Esiste un filone piuttosto consistente, nella letteratura e nella saggistica sarda, che si occupa del nostro mito identitario, dei nostri stereotipi e delle narrazioni che ne discendono. Apparentemente si tratta di opere sì eterogenee, ma tutte indirizzate a un medesimo obiettivo: decostruire l’immagine che i sardi e/o i non sardi hanno dei sardi stessi, di solito destituendo di fondamento ogni nostra pretesa di “specialità”. In realtà dentro questa categoria dai contorni piuttosto delineati, benché così diversificata al suo interno, esiste una distinzione ancor più fondamentale che è opportuno far emergere chiaramente.
E’ vero infatti che si tende comunemente a decostruire o almeno a discutere la tesi della nostra specialità, ma questo si può fare con spirito diametralmente opposto. C’è chi lo fa in termini conservativi e a volte reazionari (per lo più implicitamente o addirittura inconsciamente reazionari), c’è invece chi è animato da evidenti propensioni emancipative, volte a una forma di liberazione dei sardi dai propri cliché debilitanti. Il rifiuto della nostra specialità a molta parte dell’intellettualità sarda contemporanea è servito non a rifondare una narrazione collettiva che rispondesse, in termini chiarificatori e liberatori, alla diffusa aspirazione a una condizione storica meno deficitaria, bensì fondamentalmente a giustificare e canonizzare la propria posizione attendista e conformista verso il sistema di potere dominante. Una forma di autoassoluzione, per una classe sociale che negli ultimi duecento anni ha prosperato dentro i ruoli dell’accademia, del mondo culturale, dei mass media e dell’amministrazione pubblica e parapubblica italiani senza mai sollevare né ammettere alla discussione pubblica (se non obtorto collo, a mala gana diremmo noi) la questione della nostra dipendenza.
Altra cosa, rispetto a questa tendenza di molti nostri intellettuali, è la propensione verso una decostruzione del nostro mito identitario che sia volta a liberarci dalle pastoie deresponsabilizzanti dei nostri pretesi difetti congeniti, quella che cerca di riformulare una lettura di noi stessi nel tempo e nello spazio in termini non complessati e non tributari verso il sistema di dominio attuale.

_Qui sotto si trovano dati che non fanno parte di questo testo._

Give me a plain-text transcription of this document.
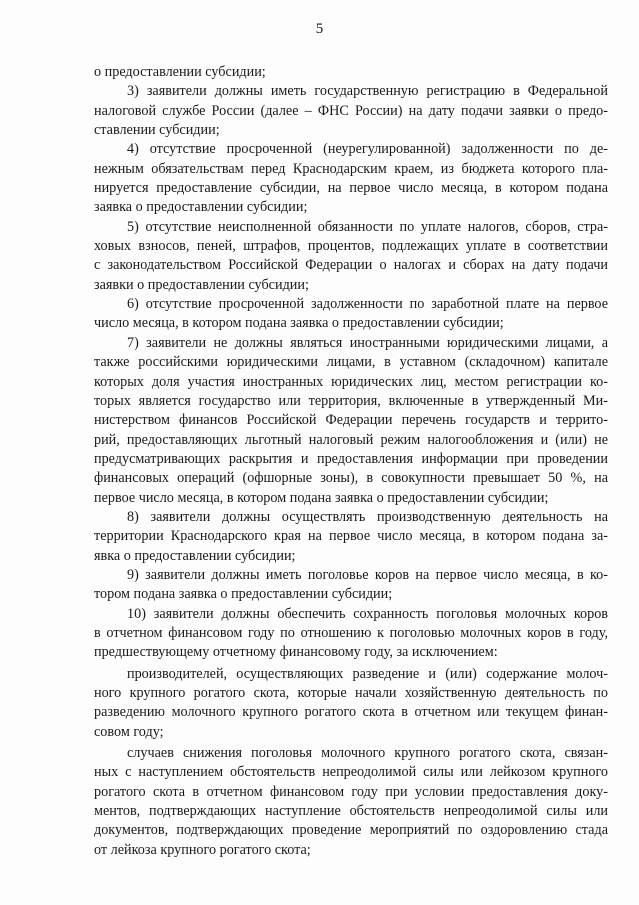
5
о предоставлении субсидии;
3) заявители должны иметь государственную регистрацию в Федеральной
налоговой службе России (далее – ФНС России) на дату подачи заявки о предо-
ставлении субсидии;
4) отсутствие просроченной (неурегулированной) задолженности по де-
нежным обязательствам перед Краснодарским краем, из бюджета которого пла-
нируется предоставление субсидии, на первое число месяца, в котором подана
заявка о предоставлении субсидии;
5) отсутствие неисполненной обязанности по уплате налогов, сборов, стра-
ховых взносов, пеней, штрафов, процентов, подлежащих уплате в соответствии
с законодательством Российской Федерации о налогах и сборах на дату подачи
заявки о предоставлении субсидии;
6) отсутствие просроченной задолженности по заработной плате на первое
число месяца, в котором подана заявка о предоставлении субсидии;
7) заявители не должны являться иностранными юридическими лицами, а
также российскими юридическими лицами, в уставном (складочном) капитале
которых доля участия иностранных юридических лиц, местом регистрации ко-
торых является государство или территория, включенные в утвержденный Ми-
нистерством финансов Российской Федерации перечень государств и террито-
рий, предоставляющих льготный налоговый режим налогообложения и (или) не
предусматривающих раскрытия и предоставления информации при проведении
финансовых операций (офшорные зоны), в совокупности превышает 50 %, на
первое число месяца, в котором подана заявка о предоставлении субсидии;
8) заявители должны осуществлять производственную деятельность на
территории Краснодарского края на первое число месяца, в котором подана за-
явка о предоставлении субсидии;
9) заявители должны иметь поголовье коров на первое число месяца, в ко-
тором подана заявка о предоставлении субсидии;
10) заявители должны обеспечить сохранность поголовья молочных коров
в отчетном финансовом году по отношению к поголовью молочных коров в году,
предшествующему отчетному финансовому году, за исключением:
производителей, осуществляющих разведение и (или) содержание молоч-
ного крупного рогатого скота, которые начали хозяйственную деятельность по
разведению молочного крупного рогатого скота в отчетном или текущем финан-
совом году;
случаев снижения поголовья молочного крупного рогатого скота, связан-
ных с наступлением обстоятельств непреодолимой силы или лейкозом крупного
рогатого скота в отчетном финансовом году при условии предоставления доку-
ментов, подтверждающих наступление обстоятельств непреодолимой силы или
документов, подтверждающих проведение мероприятий по оздоровлению стада
от лейкоза крупного рогатого скота;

Il libro di Celestino Tabasso – critico letterario e osservatore culturale sulle pagine dell’Unione Sarda – è a mio avviso ascrivibile a questo secondo ambito. Nessuna pretesa politica, certamente, e nessun atteggiamento paternalista, bensì una disincatata disamina di vezzi, modi di fare e stereotipi narrativi troppo facilmente assimilati e reiterati da tanti sardi.
Il nucleo fondante del testo è la pretestuosa redazione di una guida di Cagliari per visitatori ignari. Un approccio di per sé promettente, dato che l’autore non è di Cagliari e, come se questo già non bastasse, è addirittura di Sassari. Il testo però ha il pregio di svicolare da una traccia segnata e di divagare a largo spettro non solo sui presunti “errori da evitare a Cagliari” ma anche su molti luoghi comuni pansardi. Il tutto con una scrittura agile e spigliata, e uno stile tributario non solo alla famigerata ironia sassarese ma forse di più allo humor anglosassone, magari filtrato in chiave luttazziana (Daniele Luttazzi, chi era costui?). Il frutto di questa operazione è un libro estremamente divertente, a tratti irresistibilmente esilarante, che un lettore sardo può gustare fin nelle più intime allusioni e che può comunque riuscire gradito anche a un lettore italiano, meglio se frequentatore dell’isola.
Con tanti pregi, risulta dunque del tutto perdonabile l’attribuzione a Cagliari di una appartenenza al novero delle città italiane, tipicamente italiane, come ad un certo punto scappa di scrivere a Tabasso. Se ne potrebbe discutere a lungo, ma si tratterebbe di ingigantire un aspetto che nel libro è del tutto marginale e chiaramente più frutto di una abitudine mentale che di una riflessione specifica.
Un libro da leggere e da far leggere, insomma, anche ad alta voce e in compagnia. Il divertimento è assicurato e magari dal divertimento nascerà anche un ragionamento e dal ragionamento uno sguardo meno provinciale, più libero e quindi liberatorio, su noi stessi e su noi stessi nel mondo.